O Serviço Social do INSS foi instituído em 1944 pelo então presidente Getúlio Vargas. Além de prestar atendimento e informação à população, os assistentes sociais desempenham duas funções que são exclusivas da profissão. São eles que emitem o parecer social para a concessão do BPC para deficientes, que acompanha o parecer médico. Às vezes, eles realizam visitas domiciliares, para checar as dificuldades dos beneficiários.

No caso de idosos acima de 65 anos que requerem o BPC, o benefício só é concedido aos com renda igual de até um quarto de salário mínimo. Os assistentes sociais elaboram laudos para idosos mediante comprovação do comprometimento da renda mensal, quando maior do que R$ 250,00, com despesas básicas, como remédios. “Sem os assistentes, o benefício pode ficar mais automatizado, portanto mais restrito”, lamenta Viviane.
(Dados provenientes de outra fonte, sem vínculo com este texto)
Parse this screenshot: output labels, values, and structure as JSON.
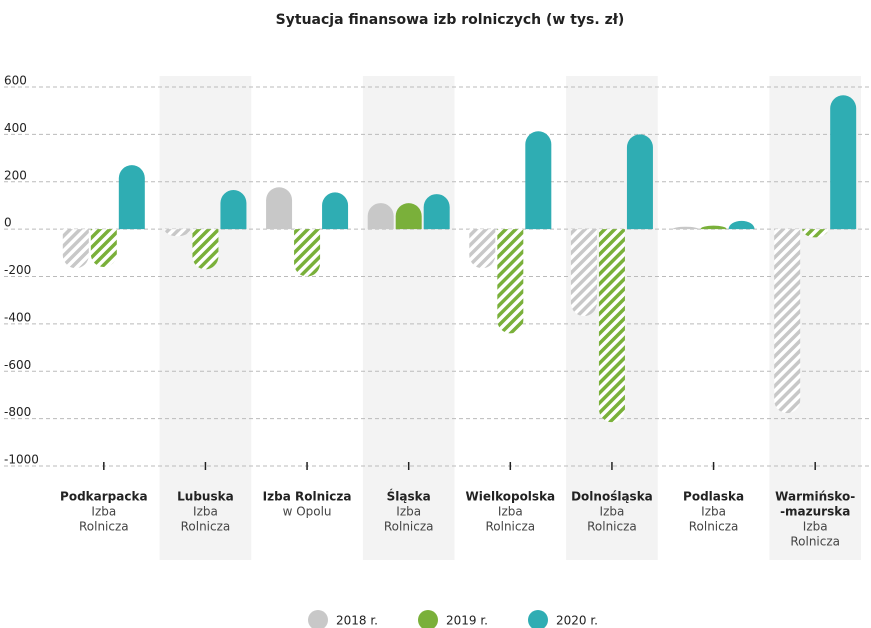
{
  "chart_data": {
    "type": "bar",
    "title": "Sytuacja finansowa izb rolniczych (w tys. zł)",
    "categories": [
      {
        "name": [
          "Podkarpacka"
        ],
        "sub": [
          "Izba",
          "Rolnicza"
        ]
      },
      {
        "name": [
          "Lubuska"
        ],
        "sub": [
          "Izba",
          "Rolnicza"
        ]
      },
      {
        "name": [
          "Izba Rolnicza"
        ],
        "sub": [
          "w Opolu"
        ]
      },
      {
        "name": [
          "Śląska"
        ],
        "sub": [
          "Izba",
          "Rolnicza"
        ]
      },
      {
        "name": [
          "Wielkopolska"
        ],
        "sub": [
          "Izba",
          "Rolnicza"
        ]
      },
      {
        "name": [
          "Dolnośląska"
        ],
        "sub": [
          "Izba",
          "Rolnicza"
        ]
      },
      {
        "name": [
          "Podlaska"
        ],
        "sub": [
          "Izba",
          "Rolnicza"
        ]
      },
      {
        "name": [
          "Warmińsko-",
          "-mazurska"
        ],
        "sub": [
          "Izba",
          "Rolnicza"
        ]
      }
    ],
    "series": [
      {
        "name": "2018 r.",
        "color": "#c8c8c8",
        "values": [
          -165,
          -30,
          177,
          110,
          -165,
          -367,
          10,
          -777
        ]
      },
      {
        "name": "2019 r.",
        "color": "#7ab03a",
        "values": [
          -160,
          -170,
          -200,
          110,
          -440,
          -815,
          15,
          -35
        ]
      },
      {
        "name": "2020 r.",
        "color": "#2fadb3",
        "values": [
          270,
          165,
          155,
          148,
          413,
          400,
          35,
          565
        ]
      }
    ],
    "ylim": [
      -1000,
      600
    ],
    "yticks": [
      600,
      400,
      200,
      0,
      -200,
      -400,
      -600,
      -800,
      -1000
    ],
    "grid": true,
    "negative_hatched": true,
    "alternate_bands": true,
    "legend": "bottom"
  }
}
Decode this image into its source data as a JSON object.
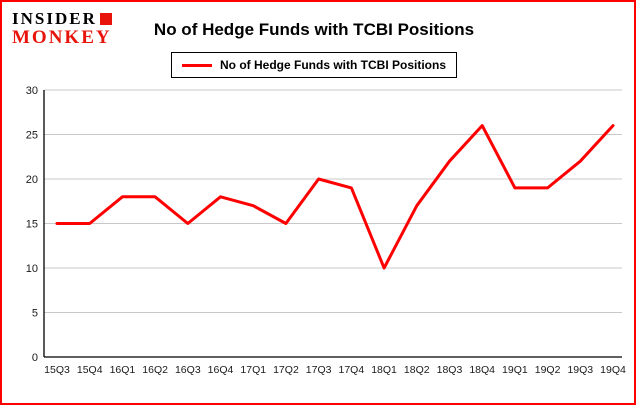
{
  "header": {
    "logo_line1": "INSIDER",
    "logo_line2": "MONKEY",
    "title": "No of Hedge Funds with TCBI Positions"
  },
  "legend": {
    "label": "No of Hedge Funds with TCBI Positions"
  },
  "colors": {
    "line": "#ff0000",
    "page_border": "#ff0000",
    "grid": "#c8c8c8",
    "axis": "#000000",
    "logo_accent": "#e8140c"
  },
  "chart_data": {
    "type": "line",
    "title": "No of Hedge Funds with TCBI Positions",
    "xlabel": "",
    "ylabel": "",
    "categories": [
      "15Q3",
      "15Q4",
      "16Q1",
      "16Q2",
      "16Q3",
      "16Q4",
      "17Q1",
      "17Q2",
      "17Q3",
      "17Q4",
      "18Q1",
      "18Q2",
      "18Q3",
      "18Q4",
      "19Q1",
      "19Q2",
      "19Q3",
      "19Q4"
    ],
    "series": [
      {
        "name": "No of Hedge Funds with TCBI Positions",
        "values": [
          15,
          15,
          18,
          18,
          15,
          18,
          17,
          15,
          20,
          19,
          10,
          17,
          22,
          26,
          19,
          19,
          22,
          26
        ]
      }
    ],
    "ylim": [
      0,
      30
    ],
    "yticks": [
      0,
      5,
      10,
      15,
      20,
      25,
      30
    ],
    "grid": true,
    "legend_position": "top"
  }
}
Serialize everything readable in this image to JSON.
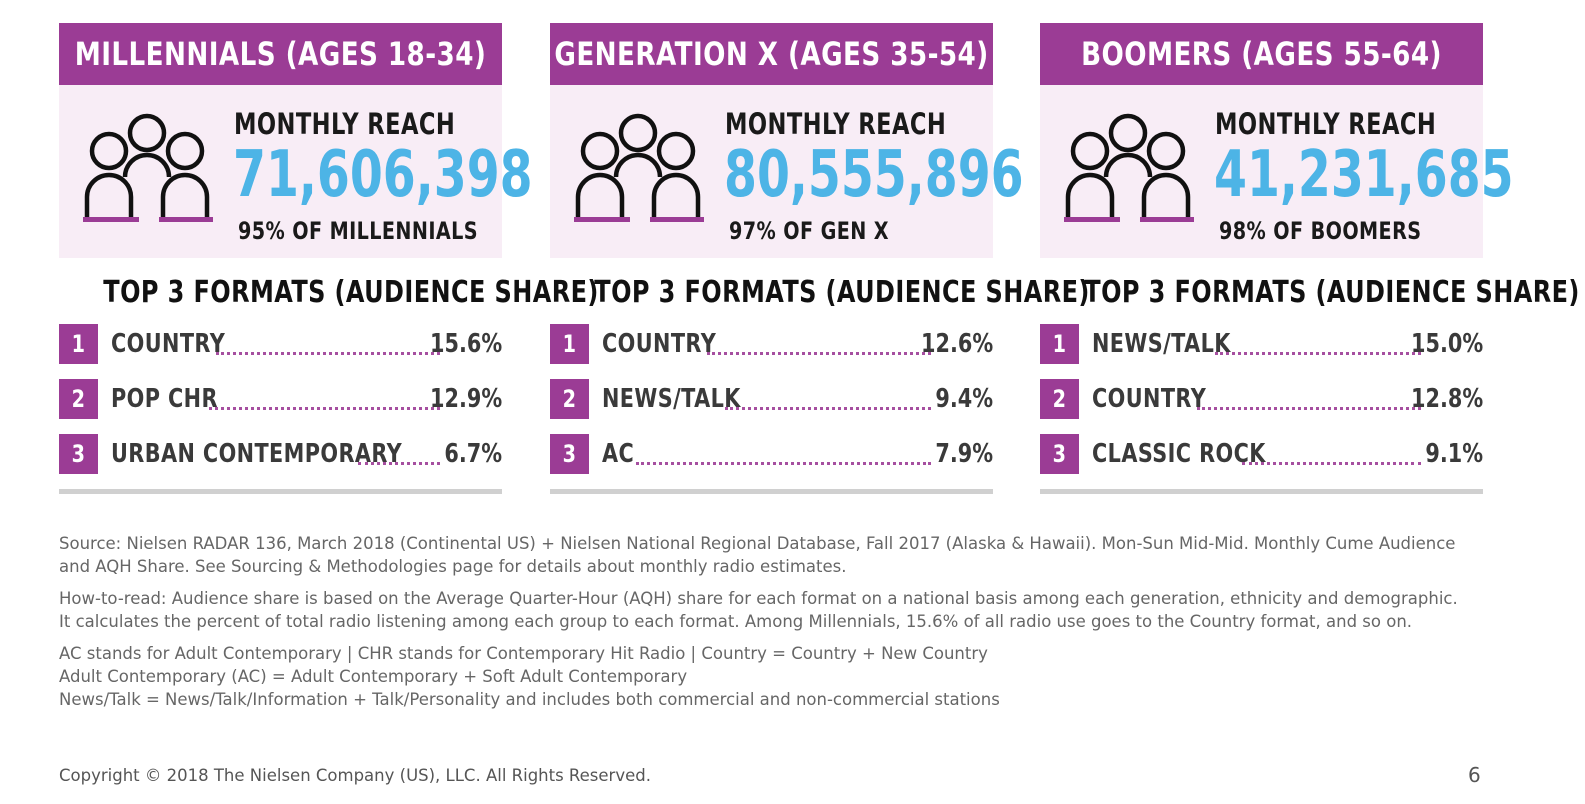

Segundo ela, há 55 mil pedidos de avaliação de BPC para deficientes em fila para serem analisados.

Assistente Social e professora de Rede de Proteção Social no Iesb, Kesia Miram Araújo lamenta a falta de informação sobre a medida. “O governo não deu nenhuma explicação sobre como será preenchida essa lacuna. A falta de informação gera insegurança nos profissionais e na população atendida. O INSS tem muita capilaridade. Esse serviço vai fazer muita falta”, disse.

“A MP nº 905/2019 crava um severo golpe no acesso aos serviços prestados pelo INSS, extinguindo o Serviço Social, área onde hoje atua grande número de assistentes sociais e que atualmente é o único atendimento presencial ao qual usuários/usuárias têm acesso na autarquia”, disse, em nota, o Conselho Federal do Serviço Social.